Чай с пирожными был подан в гостиную, но Рамон так и не вышел, и тогда Теодор сам отправился наверх, чтобы поговорить с ним.
- Спасибо, Тео, но мне не хочется чаю, - уклончиво ответил Рамон. Он сидел в кресле рядом с книжными полками, и на коленях у него лежала открытая книга.
- Что ж, дело твое. Но, возможно, мне придется провести его наверх, чтобы показать картины, если ты, конечно, не возражаешь.
- И сюда тоже? - нахмурился Рамон.
- Да, Рамон. Мне бы хотелось, чтобы он в взглянул, в частности, вот на эти две картины. - Теодор снова спустился в гостиную.
- Что ж, в таком случае пройдемте наверх, - предложил доктор Лоэра, когда Теодор передал ему содержание своего разговора с Рамоном.
Не выпуская из рук чашек с чаем, они поднялись по лестнице и зашли в студию Теодора, где психиатр провел несколько минут, разглядывая картины Теодора, а также незаконченную работу, стоявшую на мольберте. Бойкий взгляд его больших карих глаз ни на чем подолгу не задерживался, подмечая, однако, любую, даже самую незначительную мелочь. Теодор сгорал от нетерпения, желая поскорее свести их с Рамоном.
- Пора, идемте, - объявил, наконец, доктор Лоэра.
Вслед за Теодором он направился в комнату для гостей, дверь которой была открыта. Рамон с удивлением оторвался от книги.
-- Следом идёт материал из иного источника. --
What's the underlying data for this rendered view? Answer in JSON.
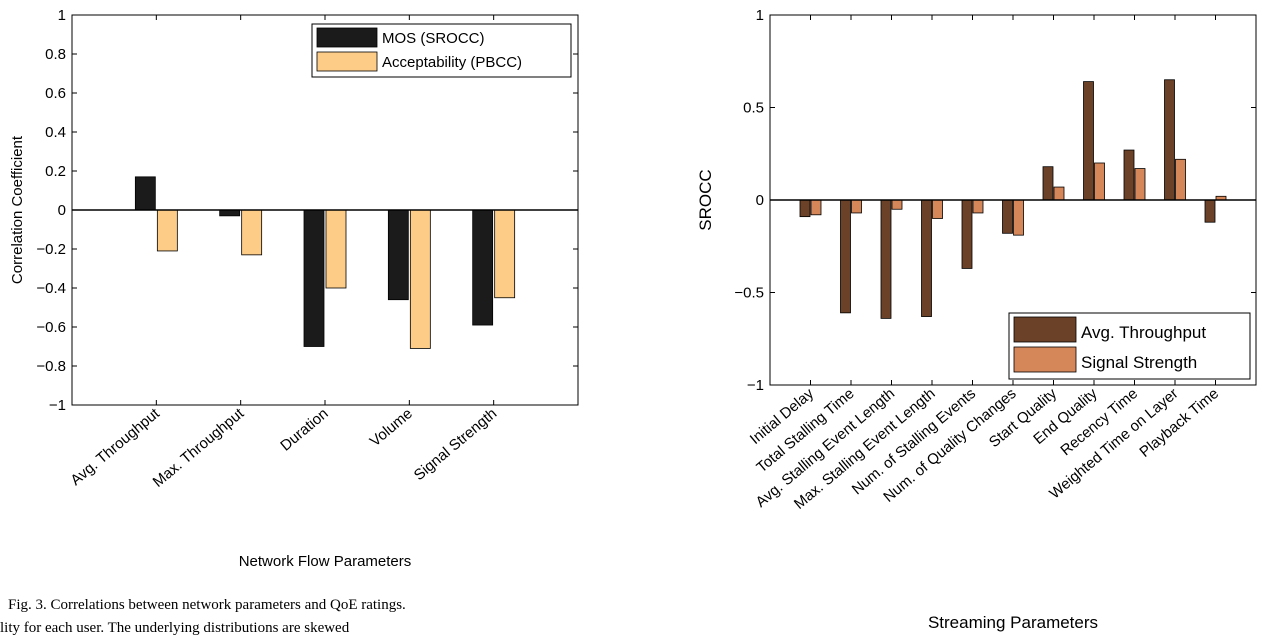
{
  "chart_data": [
    {
      "type": "bar",
      "xlabel": "Network Flow Parameters",
      "ylabel": "Correlation Coefficient",
      "ylim": [
        -1,
        1
      ],
      "yticks": [
        -1,
        -0.8,
        -0.6,
        -0.4,
        -0.2,
        0,
        0.2,
        0.4,
        0.6,
        0.8,
        1
      ],
      "ytick_labels": [
        "−1",
        "−0.8",
        "−0.6",
        "−0.4",
        "−0.2",
        "0",
        "0.2",
        "0.4",
        "0.6",
        "0.8",
        "1"
      ],
      "categories": [
        "Avg. Throughput",
        "Max. Throughput",
        "Duration",
        "Volume",
        "Signal Strength"
      ],
      "series": [
        {
          "name": "MOS (SROCC)",
          "color": "#1b1b1b",
          "values": [
            0.17,
            -0.03,
            -0.7,
            -0.46,
            -0.59
          ]
        },
        {
          "name": "Acceptability (PBCC)",
          "color": "#fdcd88",
          "values": [
            -0.21,
            -0.23,
            -0.4,
            -0.71,
            -0.45
          ]
        }
      ],
      "legend": "top-right",
      "grid": false
    },
    {
      "type": "bar",
      "xlabel": "Streaming Parameters",
      "ylabel": "SROCC",
      "ylim": [
        -1,
        1
      ],
      "yticks": [
        -1,
        -0.5,
        0,
        0.5,
        1
      ],
      "ytick_labels": [
        "−1",
        "−0.5",
        "0",
        "0.5",
        "1"
      ],
      "categories": [
        "Initial Delay",
        "Total Stalling Time",
        "Avg. Stalling Event Length",
        "Max. Stalling Event Length",
        "Num. of Stalling Events",
        "Num. of Quality Changes",
        "Start Quality",
        "End Quality",
        "Recency Time",
        "Weighted Time on Layer",
        "Playback Time"
      ],
      "series": [
        {
          "name": "Avg. Throughput",
          "color": "#6b4128",
          "values": [
            -0.09,
            -0.61,
            -0.64,
            -0.63,
            -0.37,
            -0.18,
            0.18,
            0.64,
            0.27,
            0.65,
            -0.12
          ]
        },
        {
          "name": "Signal Strength",
          "color": "#d6875a",
          "values": [
            -0.08,
            -0.07,
            -0.05,
            -0.1,
            -0.07,
            -0.19,
            0.07,
            0.2,
            0.17,
            0.22,
            0.02
          ]
        }
      ],
      "legend": "bottom-right",
      "grid": false
    }
  ],
  "caption": "Fig. 3.  Correlations between network parameters and QoE ratings.",
  "cutoff_text": "lity for each user.  The underlying distributions are skewed"
}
- Сеньор Сервантер, - сказал Теодор, - это мой друг Рамон Отеро. Рамон, это и есть тот джентльмен, который интересуется моими картинами.
Рамон кивнул и что-то пробормотал в ответ, после чего встал с кресла, не выпуская из рук книгу.
- А вы тоже художник? - спросил доктор Лоэра, хотя, на взгляд Теодора, это было не самое удачное начало для разговора, ибо благодаря газетам имя Рамона оказалось, как говорится, у всех на слуху.
- Нет, я не художник, - ответил Рамон.
Доктор Лоэра непринужденно прошелся по комнате и остановился у стены, на которой висела одна из немногочисленных, но тем не менее любимых его картин, на которой была изображена ваза с цветами. - Милая комнатка, не правда ли?
Рамон кивнул. Он не сводил глаз с доктора и повернулся так, чтобы всегда находиться лицом к нему. Затем Рамон вдруг швырнул книгу на кровать, вышел из комнаты и спустился вниз.
Теодор вопросительно взглянул на доктора Лоэру, который лишь пожал пдечами. Теодора же это уже начинала утомлять.
- Ну и...
- Что ж, мы отправимся следом за ним, - объявил доктор Лоэра, широко улыбаясь.
Они спустились в гостиную и, сделав вид, что увлечены беседой, непринужденно подошли к маленькому столику на колесеках, на котором был сервирован чай. Рамон сидел в дальнем конце комнаты, где стоял обеденный стол.
- Меня больше интересуют ваши абстрактные полотна, - говорил психиатр. - Например, та картина в желтых тонах. Вы, случайно, не собираетесь её продавать?
- Пока ещё не знаю. Это одна из моих самых последних работ.
- На вернисаже осенью прошлого года ваши работы получили хорошие отзывы, - учтиво продолжал доктор Лоэра. - Помню, как сейчас. Замечательный был вернисаж. Вы там ещё впервые выставляли "Досамантес", верно?